Dans la course au développement de la nouvelle génération de molécules contre l’hépatite C, ceux qui sont en queue de peloton comme Presidio ont tout intérêt à valoriser au plus vite leurs molécules encore développement s’ils ne veulent pas perdre tous leurs investissements en recherche, dans la mesure où les pionniers comme Gilead, BMS et autres Merck sont en train d’assécher le marché de l’hépatite C avec des traitements qui guérissent. C’est ce qui a incité Presidio céder une licence sur sa molécule en échange de royalties à un chiffre sur les ventes.
Le développement des deux composants du produit étant quasiment achevé, l’objectif de prix de 294 dollars fixé par DNDi, ne tient plus compte que des coûts de fabrication majorés d’une faible marge. Ceux-ci ont été établis par comparaison avec le coût de production d’autres antiviraux, qui sont également des molécules de synthèse. Une étude réalisée pour le compte de DNDi montre ainsi que le coût de production des génériques du Sovaldi est de 68 à 136 dollars par traitement (pour prix de vente actuel 1000 fois supérieur).
Les pays émergents concernés
Une fois le produit homologué par les autorités de santé, restera la question de son accès au marché compte tenu des brevets déposés par les Gilead, BMS et autres Merck. « Différentes voies sont possibles : la contestation des brevets, la licence obligatoire, le « government use » c’est-à-dire l’utilisation du produit dans le secteur public etc. » explique Bernard Pécoul.
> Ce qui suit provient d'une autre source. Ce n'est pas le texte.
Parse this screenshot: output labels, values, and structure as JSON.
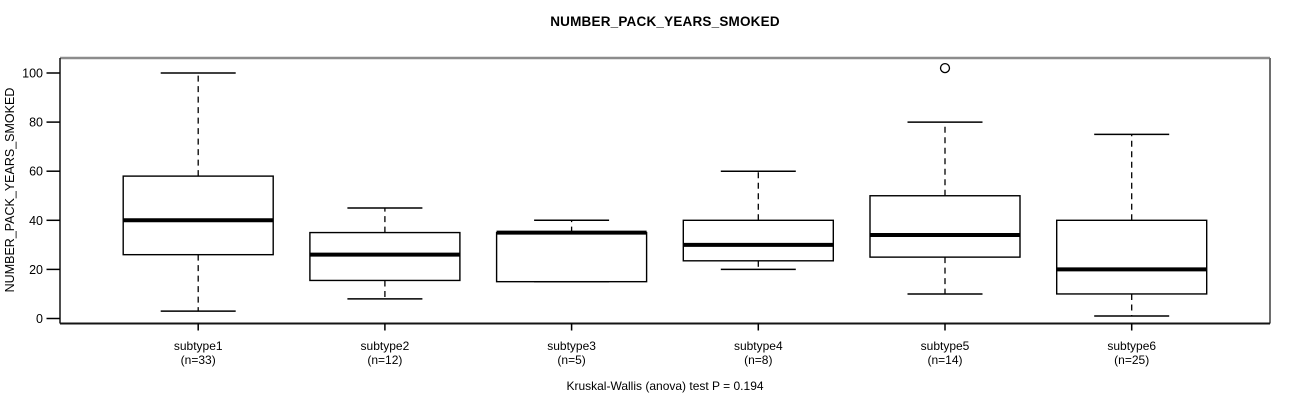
{
  "chart_data": {
    "type": "boxplot",
    "title": "NUMBER_PACK_YEARS_SMOKED",
    "ylabel": "NUMBER_PACK_YEARS_SMOKED",
    "xlabel": "",
    "footnote": "Kruskal-Wallis (anova) test P = 0.194",
    "kruskal_wallis_p": 0.194,
    "ylim": [
      0,
      100
    ],
    "y_ticks": [
      0,
      20,
      40,
      60,
      80,
      100
    ],
    "grid": false,
    "legend": "none",
    "colors": {
      "stroke": "#000000",
      "box_fill": "#ffffff",
      "background": "#ffffff"
    },
    "groups": [
      {
        "label": "subtype1",
        "n": 33,
        "count_label": "(n=33)",
        "whisker_low": 3,
        "q1": 26,
        "median": 40,
        "q3": 58,
        "whisker_high": 100,
        "outliers": []
      },
      {
        "label": "subtype2",
        "n": 12,
        "count_label": "(n=12)",
        "whisker_low": 8,
        "q1": 15.5,
        "median": 26,
        "q3": 35,
        "whisker_high": 45,
        "outliers": []
      },
      {
        "label": "subtype3",
        "n": 5,
        "count_label": "(n=5)",
        "whisker_low": 15,
        "q1": 15,
        "median": 35,
        "q3": 35,
        "whisker_high": 40,
        "outliers": []
      },
      {
        "label": "subtype4",
        "n": 8,
        "count_label": "(n=8)",
        "whisker_low": 20,
        "q1": 23.5,
        "median": 30,
        "q3": 40,
        "whisker_high": 60,
        "outliers": []
      },
      {
        "label": "subtype5",
        "n": 14,
        "count_label": "(n=14)",
        "whisker_low": 10,
        "q1": 25,
        "median": 34,
        "q3": 50,
        "whisker_high": 80,
        "outliers": [
          102
        ]
      },
      {
        "label": "subtype6",
        "n": 25,
        "count_label": "(n=25)",
        "whisker_low": 1,
        "q1": 10,
        "median": 20,
        "q3": 40,
        "whisker_high": 75,
        "outliers": []
      }
    ]
  }
}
Les pays émergents (Inde, Brésil, Russie, . . . ) sont les plus concernés car, du fait de leur revenu moyen intermédiaire, ils n’ont pas accès aux programmes compassionnels des laboratoires pharmaceutiques, alors qu’une fraction importante de leur population reste très pauvre. Or, 73 % de la population infectée par l’hépatite C vit dans ces pays à revenu intermédiaire.